Image: Francis Alÿs, Caracoles

Abstract: Endless actions. Illogical quests. Misguided tasks inevitably doomed to fail or recursively performed – over and over, again and again. In diverse conceptual and post-conceptual art practices and performances, an artist appears locked into some hapless or hopeless endeavour – the repeated demonstration of a fall or failure, hide-and-seek games using the most infelicitous form of camouflage, the futile pursuit of impossible or undeclared goals. Referring to work by artists including Bas Jan Ader, Francis Alÿs and Vlatka Horvat, I want to explore a specifically Sisyphean model of failure, dysfunctionality and inoperativeness within artistic practice. I propose to move beyond an absurdist understanding of the Sisyphean paradigm towards an affirmative reading where the loop of repeated failure is actively performed as a generative or productive force, or as a mode of deliberate inefficiency through which to challenge or even refuse the pressures of dominant goal-oriented or teleological doctrines, by deferring closure or completion. Here, meaning can be seen to shift from a Beckettian articulation of futility and an individual’s resignation to the rules or restrictions of a given system, towards a form of performative resistance to and eventual displacement of the system’s authority, where its logic becomes pleasurably adopted as the rules of a game which reveal porosity and flexibility within even the most rigid framework.
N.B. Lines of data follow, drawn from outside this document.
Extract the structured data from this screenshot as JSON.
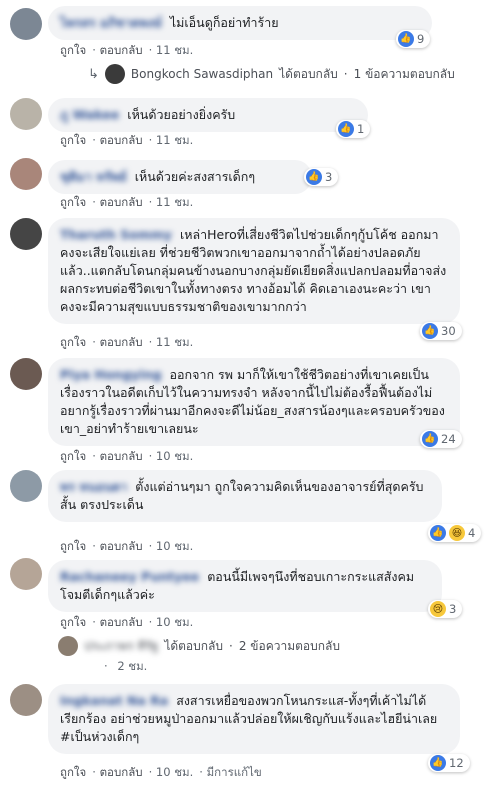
{
  "labels": {
    "like": "ถูกใจ",
    "reply": "ตอบกลับ",
    "edited": "มีการแก้ไข"
  },
  "comments": [
    {
      "name": "ไพรสร อภิชาตพงษ์",
      "text": "ไม่เอ็นดูก็อย่าทำร้าย",
      "time": "11 ชม.",
      "reactions": "9"
    },
    {
      "name": "ภู Wakee",
      "text": "เห็นด้วยอย่างยิ่งครับ",
      "time": "11 ชม.",
      "reactions": "1"
    },
    {
      "name": "ชุติมา ทรัพย์",
      "text": "เห็นด้วยค่ะสงสารเด็กๆ",
      "time": "11 ชม.",
      "reactions": "3"
    },
    {
      "name": "Tharuth Sommy",
      "text": "เหล่าHeroที่เสี่ยงชีวิตไปช่วยเด็กๆกู้บโค้ช ออกมาคงจะเสียใจแย่เลย ที่ช่วยชีวิตพวกเขาออกมาจากถ้ำได้อย่างปลอดภัยแล้ว..แตกลับโดนกลุ่มคนข้างนอกบางกลุ่มยัดเยียดสิ่งแปลกปลอมที่อาจส่งผลกระทบต่อชีวิตเขาในทั้งทางตรง ทางอ้อมได้ คิดเอาเองนะคะว่า เขาคงจะมีความสุขแบบธรรมชาติของเขามากกว่า",
      "time": "11 ชม.",
      "reactions": "30"
    },
    {
      "name": "Piya Hongying",
      "text": "ออกจาก รพ มาก็ให้เขาใช้ชีวิตอย่างที่เขาเคยเป็น เรื่องราวในอดีตเก็บไว้ในความทรงจำ หลังจากนี้ไปไม่ต้องรื้อฟื้นต้องไม่อยากรู้เรื่องราวที่ผ่านมาอีกคงจะดีไม่น้อย_สงสารน้องๆและครอบครัวของเขา_อย่าทำร้ายเขาเลยนะ",
      "time": "10 ชม.",
      "reactions": "24"
    },
    {
      "name": "พร หนอนตา",
      "text": "ตั้งแต่อ่านๆมา ถูกใจความคิดเห็นของอาจารย์ที่สุดครับ สั้น ตรงประเด็น",
      "time": "10 ชม.",
      "reactions": "4"
    },
    {
      "name": "Rachaneey Puntyee",
      "text": "ตอนนี้มีเพจๆนึงที่ชอบเกาะกระแสสังคม โจมตีเด็กๆแล้วค่ะ",
      "time": "10 ชม.",
      "reactions": "3"
    },
    {
      "name": "Ingkanat Na Ra",
      "text": "สงสารเหยื่อของพวกโหนกระแส-ทั้งๆที่เค้าไม่ได้เรียกร้อง อย่าช่วยหมูป่าออกมาแล้วปล่อยให้ผเชิญกับแร้งและไฮยีน่าเลย #เป็นห่วงเด็กๆ",
      "time": "10 ชม.",
      "reactions": "12"
    }
  ],
  "replies": [
    {
      "name": "Bongkoch Sawasdiphan",
      "action": "ได้ตอบกลับ",
      "count": "1 ข้อความตอบกลับ"
    },
    {
      "name": "ประภาพร ทีรัฐ",
      "action": "ได้ตอบกลับ",
      "count": "2 ข้อความตอบกลับ",
      "time": "2 ชม."
    }
  ]
}
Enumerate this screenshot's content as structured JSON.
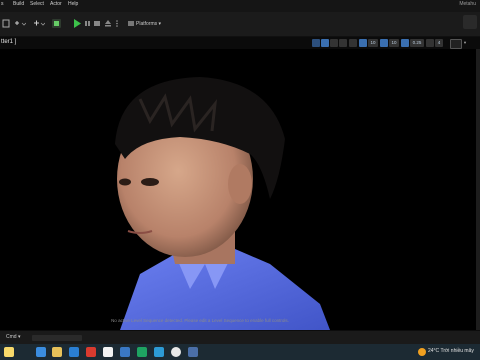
{
  "menu": {
    "items": [
      "s",
      "Build",
      "Select",
      "Actor",
      "Help"
    ],
    "app_title": "Metahu"
  },
  "toolbar": {
    "platforms_label": "Platforms"
  },
  "viewport": {
    "title": "tter1 ]",
    "icon_labels": [
      "10",
      "10",
      "0.25",
      "4"
    ],
    "message": "No active Level Sequence detected. Please edit a Level Sequence to enable full controls."
  },
  "status": {
    "cmd_label": "Cmd"
  },
  "taskbar": {
    "weather": "24°C  Trời nhiều mây"
  },
  "colors": {
    "shirt": "#5a6ee0",
    "skin": "#c9967a",
    "hair": "#121010",
    "play_green": "#3cc14a"
  }
}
Sisyphean failure and repetition is thus proposed as a model of wilful non-production or open-endedness, inhabited or played out at the threshold between investment and indifference, insouciance and immersion, seriousness and levity.

Image: Francis Alÿs

Context
THEME AND RATIONALE
While we want to examine performance as a phenomenon, as experience and a function, a process, a complex and a concept, our aim is to approach it from the perspective of failure, dysfunctionality, futility, and inoperativeness. Misfiring, misfitting, misreading: it is all about the prefix. Misnaming, mistaking, misrecognition – the prefix mis- is always amiss: moreover, it is determined by what follows. There is no misnaming without naming, no misrecognition without proper recognition. Since our broad notion of performance and its possible misfires owe a great deal to Austin’s philosophy of language, rooted as it is in the paradigmatic Western metaphysical dichotomies of play vs. seriousness and success vs. failure, efficiency vs. loss, we are often forced to perceive and value cultural forms and events in terms of binary oppositions. At the same time, modernism embraced the apparently inessential, the misguiding, and the missing as leeway for a new perspective on the very constitution of new cultural systems. On the one hand, the notions mistake and infelicity are deeply embedded in modern western thought. From the Freudian slip via J. L. Austin’s misfires, the Girardian and the Derridean pharmakos/pharmakon and the Lacanian misrecognition, to Goffmanian breaches in the construction of social reality, Judith Butler’s failed gender-performances and Homi Bhabha´s inappropriate signifiers and anomalous representations, scholars have evaluated the irregular, the unforeseeable, and the unaccountable – in a word, the mistaken – as essential to rethinking the categories of what is right, correct, true, whole and serious. On the other hand, by abandoning classical ideas of universality and verisimilitude, modernist art transformed mistake into its enabling limit. From Futurist Evenings and Dada´s Cabarets to Action Theatre, Events, Happenings and Performance-Theatre; from performance art to the postdramatic concept of afformance art, performative aesthetic practices not only intentionally exposed themselves to the risk of accident, excess, and contingency, but also managed to harness their liminality as a normative – even marketable – quality.